Egal, wie sehr er es auch versuchte, er hatte es nicht geschafft, seinen Nordküstler-Akzent mit all den anderen Dingen im Dorf zurückzulassen, die ihn an sein früheres Leben fesselten. Der Abscheu, den er deshalb für sich empfand, blubberte schon lange wie Säure in seinem Kopf vor sich hin.
Hohe Schilfhalme wogten in der seichten Brise hin und her, die vom Meer heimkehrte und landeinwärts fegte. Sie kühlte seine aufgewühlten Gedanken, streichelte sein Gesicht, spielte mit seinem Haar und raunte ihm Worte ins Ohr. Sie erzählte Abenteuergeschichten, flüsterte von großem Unheil und behauptete, auf See schon die größten Helden fallen gesehen zu haben.
Der Junge stolperte und landete mit der Nase voran im Gras.
Beinahe sofort rappelte er sich wieder auf und verfluchte dabei mit Worten die grünen Grasflecken und den Dreck, der nun an seinem Leinenhemd klebte, für die ihm Priesterin Elisabeth den Mund mit Seife ausgewaschen hätte. Mindestens fünf Mal.

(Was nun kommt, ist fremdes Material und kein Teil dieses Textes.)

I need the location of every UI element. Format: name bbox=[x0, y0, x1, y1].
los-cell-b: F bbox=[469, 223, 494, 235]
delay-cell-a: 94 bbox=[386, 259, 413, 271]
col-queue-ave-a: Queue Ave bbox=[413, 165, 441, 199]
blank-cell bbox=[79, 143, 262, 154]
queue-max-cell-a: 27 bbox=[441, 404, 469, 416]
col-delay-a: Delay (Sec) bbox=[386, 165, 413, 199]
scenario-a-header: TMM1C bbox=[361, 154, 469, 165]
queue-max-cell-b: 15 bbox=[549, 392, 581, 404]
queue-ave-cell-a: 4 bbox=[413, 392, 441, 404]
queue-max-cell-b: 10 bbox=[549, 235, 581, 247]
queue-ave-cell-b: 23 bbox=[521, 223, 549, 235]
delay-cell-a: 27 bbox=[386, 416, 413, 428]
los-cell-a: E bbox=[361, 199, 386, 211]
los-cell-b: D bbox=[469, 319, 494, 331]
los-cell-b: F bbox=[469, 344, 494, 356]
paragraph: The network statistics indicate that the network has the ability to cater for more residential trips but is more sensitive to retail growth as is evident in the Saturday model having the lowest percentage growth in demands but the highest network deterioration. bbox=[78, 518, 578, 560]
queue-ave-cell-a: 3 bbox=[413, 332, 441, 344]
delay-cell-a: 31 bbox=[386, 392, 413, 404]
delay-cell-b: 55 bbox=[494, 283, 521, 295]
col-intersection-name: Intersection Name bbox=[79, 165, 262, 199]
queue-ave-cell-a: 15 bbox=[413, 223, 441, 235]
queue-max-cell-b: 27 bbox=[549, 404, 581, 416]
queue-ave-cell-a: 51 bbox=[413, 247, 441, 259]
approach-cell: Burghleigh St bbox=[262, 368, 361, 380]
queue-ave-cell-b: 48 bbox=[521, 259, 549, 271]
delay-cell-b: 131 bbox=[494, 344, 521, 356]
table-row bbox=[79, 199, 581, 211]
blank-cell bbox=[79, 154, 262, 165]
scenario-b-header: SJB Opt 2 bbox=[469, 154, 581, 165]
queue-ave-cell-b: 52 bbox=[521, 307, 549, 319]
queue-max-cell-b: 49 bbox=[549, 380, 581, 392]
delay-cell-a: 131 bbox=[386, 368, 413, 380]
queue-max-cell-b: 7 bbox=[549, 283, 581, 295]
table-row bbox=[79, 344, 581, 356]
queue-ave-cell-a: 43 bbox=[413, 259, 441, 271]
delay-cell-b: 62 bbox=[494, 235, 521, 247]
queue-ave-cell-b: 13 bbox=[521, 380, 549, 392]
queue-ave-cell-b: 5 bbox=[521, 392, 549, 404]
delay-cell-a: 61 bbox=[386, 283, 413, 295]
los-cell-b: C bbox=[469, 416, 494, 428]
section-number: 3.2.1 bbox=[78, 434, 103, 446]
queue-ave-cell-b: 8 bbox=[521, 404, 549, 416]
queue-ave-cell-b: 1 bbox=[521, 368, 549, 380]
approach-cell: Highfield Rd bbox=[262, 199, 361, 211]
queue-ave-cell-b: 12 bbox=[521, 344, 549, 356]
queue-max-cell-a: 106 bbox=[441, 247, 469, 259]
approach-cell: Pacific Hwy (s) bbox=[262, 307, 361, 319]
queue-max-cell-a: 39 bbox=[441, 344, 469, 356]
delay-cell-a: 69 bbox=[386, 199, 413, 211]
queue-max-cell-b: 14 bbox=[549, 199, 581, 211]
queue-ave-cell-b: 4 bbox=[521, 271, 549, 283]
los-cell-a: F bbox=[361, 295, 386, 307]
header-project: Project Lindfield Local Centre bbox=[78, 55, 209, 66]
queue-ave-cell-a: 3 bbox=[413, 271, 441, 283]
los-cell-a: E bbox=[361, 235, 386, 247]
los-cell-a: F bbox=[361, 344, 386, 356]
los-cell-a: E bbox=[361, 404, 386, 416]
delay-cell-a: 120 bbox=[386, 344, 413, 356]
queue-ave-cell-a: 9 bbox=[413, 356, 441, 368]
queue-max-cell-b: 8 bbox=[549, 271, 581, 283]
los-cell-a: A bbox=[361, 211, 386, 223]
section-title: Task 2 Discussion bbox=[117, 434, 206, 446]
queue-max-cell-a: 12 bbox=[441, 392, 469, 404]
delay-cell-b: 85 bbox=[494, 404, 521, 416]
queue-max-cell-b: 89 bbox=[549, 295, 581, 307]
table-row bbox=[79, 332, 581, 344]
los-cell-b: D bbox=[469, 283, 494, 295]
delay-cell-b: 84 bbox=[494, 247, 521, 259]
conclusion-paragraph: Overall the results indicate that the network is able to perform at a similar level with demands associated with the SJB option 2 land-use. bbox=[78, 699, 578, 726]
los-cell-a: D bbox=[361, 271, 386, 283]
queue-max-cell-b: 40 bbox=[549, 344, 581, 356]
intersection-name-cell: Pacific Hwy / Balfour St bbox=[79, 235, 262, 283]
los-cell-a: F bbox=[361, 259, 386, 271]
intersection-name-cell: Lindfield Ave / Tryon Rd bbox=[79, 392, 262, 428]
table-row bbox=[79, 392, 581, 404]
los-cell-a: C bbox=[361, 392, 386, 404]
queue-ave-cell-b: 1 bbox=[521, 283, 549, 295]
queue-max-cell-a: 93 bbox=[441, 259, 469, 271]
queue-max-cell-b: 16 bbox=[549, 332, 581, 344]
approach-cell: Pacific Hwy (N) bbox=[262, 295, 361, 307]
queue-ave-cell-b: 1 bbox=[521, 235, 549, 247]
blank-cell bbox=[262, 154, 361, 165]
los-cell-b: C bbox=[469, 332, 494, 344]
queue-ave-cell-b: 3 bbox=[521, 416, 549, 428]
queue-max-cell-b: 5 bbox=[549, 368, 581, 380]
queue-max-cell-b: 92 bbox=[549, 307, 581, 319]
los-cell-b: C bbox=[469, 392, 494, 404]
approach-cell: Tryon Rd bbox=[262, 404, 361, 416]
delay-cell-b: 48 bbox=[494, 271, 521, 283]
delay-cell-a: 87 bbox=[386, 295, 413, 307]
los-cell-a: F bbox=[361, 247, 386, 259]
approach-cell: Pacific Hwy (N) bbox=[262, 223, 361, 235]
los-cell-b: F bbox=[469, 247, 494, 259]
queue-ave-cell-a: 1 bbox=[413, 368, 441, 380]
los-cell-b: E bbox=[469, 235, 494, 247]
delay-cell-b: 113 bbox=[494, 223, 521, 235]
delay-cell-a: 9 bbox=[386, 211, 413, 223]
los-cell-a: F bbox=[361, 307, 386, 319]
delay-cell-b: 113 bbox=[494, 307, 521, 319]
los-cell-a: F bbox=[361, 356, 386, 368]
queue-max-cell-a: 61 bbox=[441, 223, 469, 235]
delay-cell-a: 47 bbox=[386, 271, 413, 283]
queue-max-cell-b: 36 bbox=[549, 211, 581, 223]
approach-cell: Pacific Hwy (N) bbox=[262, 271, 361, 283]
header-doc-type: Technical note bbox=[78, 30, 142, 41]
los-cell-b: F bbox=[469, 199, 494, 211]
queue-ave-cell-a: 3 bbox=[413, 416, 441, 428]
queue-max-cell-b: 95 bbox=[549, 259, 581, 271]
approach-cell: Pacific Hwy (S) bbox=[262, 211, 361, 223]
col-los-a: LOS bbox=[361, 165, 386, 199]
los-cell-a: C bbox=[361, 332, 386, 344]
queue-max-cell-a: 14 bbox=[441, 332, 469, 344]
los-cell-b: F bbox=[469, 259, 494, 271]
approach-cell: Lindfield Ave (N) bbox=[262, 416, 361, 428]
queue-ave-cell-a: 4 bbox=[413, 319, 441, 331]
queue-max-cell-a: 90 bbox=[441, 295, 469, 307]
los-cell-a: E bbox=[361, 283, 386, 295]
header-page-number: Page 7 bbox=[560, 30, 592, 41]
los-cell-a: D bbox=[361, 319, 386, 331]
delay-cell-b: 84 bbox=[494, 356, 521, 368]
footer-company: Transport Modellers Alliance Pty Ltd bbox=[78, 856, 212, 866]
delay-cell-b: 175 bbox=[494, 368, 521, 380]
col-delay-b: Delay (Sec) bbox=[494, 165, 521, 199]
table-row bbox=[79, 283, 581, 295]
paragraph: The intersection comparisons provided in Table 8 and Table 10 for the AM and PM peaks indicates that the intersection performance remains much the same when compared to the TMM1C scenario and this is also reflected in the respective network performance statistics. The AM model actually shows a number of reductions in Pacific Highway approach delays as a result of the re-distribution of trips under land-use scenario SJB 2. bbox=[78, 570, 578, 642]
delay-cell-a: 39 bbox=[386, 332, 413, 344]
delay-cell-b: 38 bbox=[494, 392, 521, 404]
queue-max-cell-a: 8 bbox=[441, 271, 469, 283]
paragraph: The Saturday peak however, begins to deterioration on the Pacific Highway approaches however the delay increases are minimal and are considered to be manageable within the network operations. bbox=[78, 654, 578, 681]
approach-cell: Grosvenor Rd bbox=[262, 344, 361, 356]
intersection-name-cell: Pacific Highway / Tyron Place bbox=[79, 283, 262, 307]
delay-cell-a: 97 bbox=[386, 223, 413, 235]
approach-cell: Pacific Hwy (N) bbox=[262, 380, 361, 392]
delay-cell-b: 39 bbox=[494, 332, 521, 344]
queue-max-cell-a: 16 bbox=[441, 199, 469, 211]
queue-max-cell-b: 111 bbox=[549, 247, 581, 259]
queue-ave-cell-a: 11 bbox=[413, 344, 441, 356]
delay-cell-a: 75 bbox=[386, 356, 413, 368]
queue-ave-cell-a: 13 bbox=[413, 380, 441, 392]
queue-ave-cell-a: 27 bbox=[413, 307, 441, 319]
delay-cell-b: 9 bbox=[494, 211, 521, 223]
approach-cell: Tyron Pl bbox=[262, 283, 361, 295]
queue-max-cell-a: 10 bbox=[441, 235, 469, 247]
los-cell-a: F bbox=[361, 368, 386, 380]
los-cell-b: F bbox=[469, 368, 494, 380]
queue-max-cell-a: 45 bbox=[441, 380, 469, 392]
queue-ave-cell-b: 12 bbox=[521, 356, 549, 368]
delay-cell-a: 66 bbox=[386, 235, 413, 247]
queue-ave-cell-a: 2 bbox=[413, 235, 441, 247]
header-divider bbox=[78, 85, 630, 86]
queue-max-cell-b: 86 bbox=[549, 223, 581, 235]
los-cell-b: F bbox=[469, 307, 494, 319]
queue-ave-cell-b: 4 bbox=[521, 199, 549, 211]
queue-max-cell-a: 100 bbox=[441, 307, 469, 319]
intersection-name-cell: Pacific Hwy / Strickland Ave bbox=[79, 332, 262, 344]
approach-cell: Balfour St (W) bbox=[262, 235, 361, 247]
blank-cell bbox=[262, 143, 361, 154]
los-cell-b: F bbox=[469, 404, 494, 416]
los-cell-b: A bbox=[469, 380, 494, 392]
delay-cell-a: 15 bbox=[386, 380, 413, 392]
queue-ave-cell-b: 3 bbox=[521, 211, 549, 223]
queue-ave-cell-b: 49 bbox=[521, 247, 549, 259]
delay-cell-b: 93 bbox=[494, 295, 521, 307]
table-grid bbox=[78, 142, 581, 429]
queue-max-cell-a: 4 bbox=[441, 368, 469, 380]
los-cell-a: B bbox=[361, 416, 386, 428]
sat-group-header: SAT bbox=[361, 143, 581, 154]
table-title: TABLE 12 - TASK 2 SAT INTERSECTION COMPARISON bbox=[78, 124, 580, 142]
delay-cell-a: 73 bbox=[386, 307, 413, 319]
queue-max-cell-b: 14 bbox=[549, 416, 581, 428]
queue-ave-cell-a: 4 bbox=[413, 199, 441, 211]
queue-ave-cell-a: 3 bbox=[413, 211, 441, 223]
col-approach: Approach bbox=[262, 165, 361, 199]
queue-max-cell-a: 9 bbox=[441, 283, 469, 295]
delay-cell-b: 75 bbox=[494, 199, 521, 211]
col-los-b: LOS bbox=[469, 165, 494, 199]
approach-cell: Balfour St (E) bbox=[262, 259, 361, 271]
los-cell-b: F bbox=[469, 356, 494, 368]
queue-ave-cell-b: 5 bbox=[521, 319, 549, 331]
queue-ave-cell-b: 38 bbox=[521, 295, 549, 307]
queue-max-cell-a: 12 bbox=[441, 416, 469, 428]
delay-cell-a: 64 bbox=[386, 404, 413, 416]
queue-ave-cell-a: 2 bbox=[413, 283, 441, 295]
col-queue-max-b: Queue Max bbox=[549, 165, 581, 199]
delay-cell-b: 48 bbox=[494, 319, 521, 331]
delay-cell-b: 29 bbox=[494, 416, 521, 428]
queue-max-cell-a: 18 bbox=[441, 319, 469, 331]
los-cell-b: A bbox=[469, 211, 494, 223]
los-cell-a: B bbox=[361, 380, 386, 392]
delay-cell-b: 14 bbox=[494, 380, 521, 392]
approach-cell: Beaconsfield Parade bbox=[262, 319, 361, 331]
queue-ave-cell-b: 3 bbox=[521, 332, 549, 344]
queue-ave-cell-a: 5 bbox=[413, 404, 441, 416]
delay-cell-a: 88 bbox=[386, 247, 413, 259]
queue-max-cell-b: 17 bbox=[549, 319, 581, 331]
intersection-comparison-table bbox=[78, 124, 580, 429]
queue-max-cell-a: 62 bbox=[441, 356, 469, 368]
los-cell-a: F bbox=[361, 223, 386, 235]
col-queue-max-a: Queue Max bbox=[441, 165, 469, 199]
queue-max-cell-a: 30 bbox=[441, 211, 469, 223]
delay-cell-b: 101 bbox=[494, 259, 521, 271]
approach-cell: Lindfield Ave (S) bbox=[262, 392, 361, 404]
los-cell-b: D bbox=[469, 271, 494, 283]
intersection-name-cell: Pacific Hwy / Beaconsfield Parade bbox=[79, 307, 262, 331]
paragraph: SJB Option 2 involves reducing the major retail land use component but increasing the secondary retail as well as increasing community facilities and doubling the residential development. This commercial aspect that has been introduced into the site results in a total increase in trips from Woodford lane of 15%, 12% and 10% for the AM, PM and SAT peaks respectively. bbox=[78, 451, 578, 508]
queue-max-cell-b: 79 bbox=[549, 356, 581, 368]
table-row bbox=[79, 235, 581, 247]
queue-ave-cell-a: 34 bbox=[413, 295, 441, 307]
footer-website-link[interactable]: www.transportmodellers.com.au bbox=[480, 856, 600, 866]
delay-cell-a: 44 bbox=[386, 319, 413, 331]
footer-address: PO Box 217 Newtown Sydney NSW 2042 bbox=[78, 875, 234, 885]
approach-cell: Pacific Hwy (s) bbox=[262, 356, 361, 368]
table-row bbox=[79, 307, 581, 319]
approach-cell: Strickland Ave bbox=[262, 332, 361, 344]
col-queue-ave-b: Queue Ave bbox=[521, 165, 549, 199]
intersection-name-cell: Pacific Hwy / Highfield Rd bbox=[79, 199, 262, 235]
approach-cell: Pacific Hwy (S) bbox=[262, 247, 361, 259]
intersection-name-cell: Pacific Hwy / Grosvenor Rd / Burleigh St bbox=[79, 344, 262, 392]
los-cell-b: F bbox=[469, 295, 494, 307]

Sie war genauso alt und vom Leben ausgezehrt wie all die anderen. Sie wünschte sich Veränderung, konnte die Vergangenheit aber nicht loslassen und klammerte sich an längst vergangene Bräuche wie eine Ertrinkende an einen Rettungsring. Keiner von ihnen konnte den ersten Schritt wagen.
Zum Glück war er keiner von ihnen.
In den letzten vergangenen Stunden war Nebel aufgezogen. Beinahe unbemerkt hatten sich die Schwaden angeschlichen, um über ahnungslose Wanderer herzufallen und sie orientierungslos ihrem Schicksal zu überlassen. Wie weiße knöcherne Finger streckten sie ihre Fühler nach der friedlichen Landschaft aus und ergriffen von allem Besitz, was nicht schnell genug war, zu entrinnen.
Nach einiger Zeit hatte die Orientierung den Jungen endgültig verlassen und sein Zeitgefühl sich verflüchtigt.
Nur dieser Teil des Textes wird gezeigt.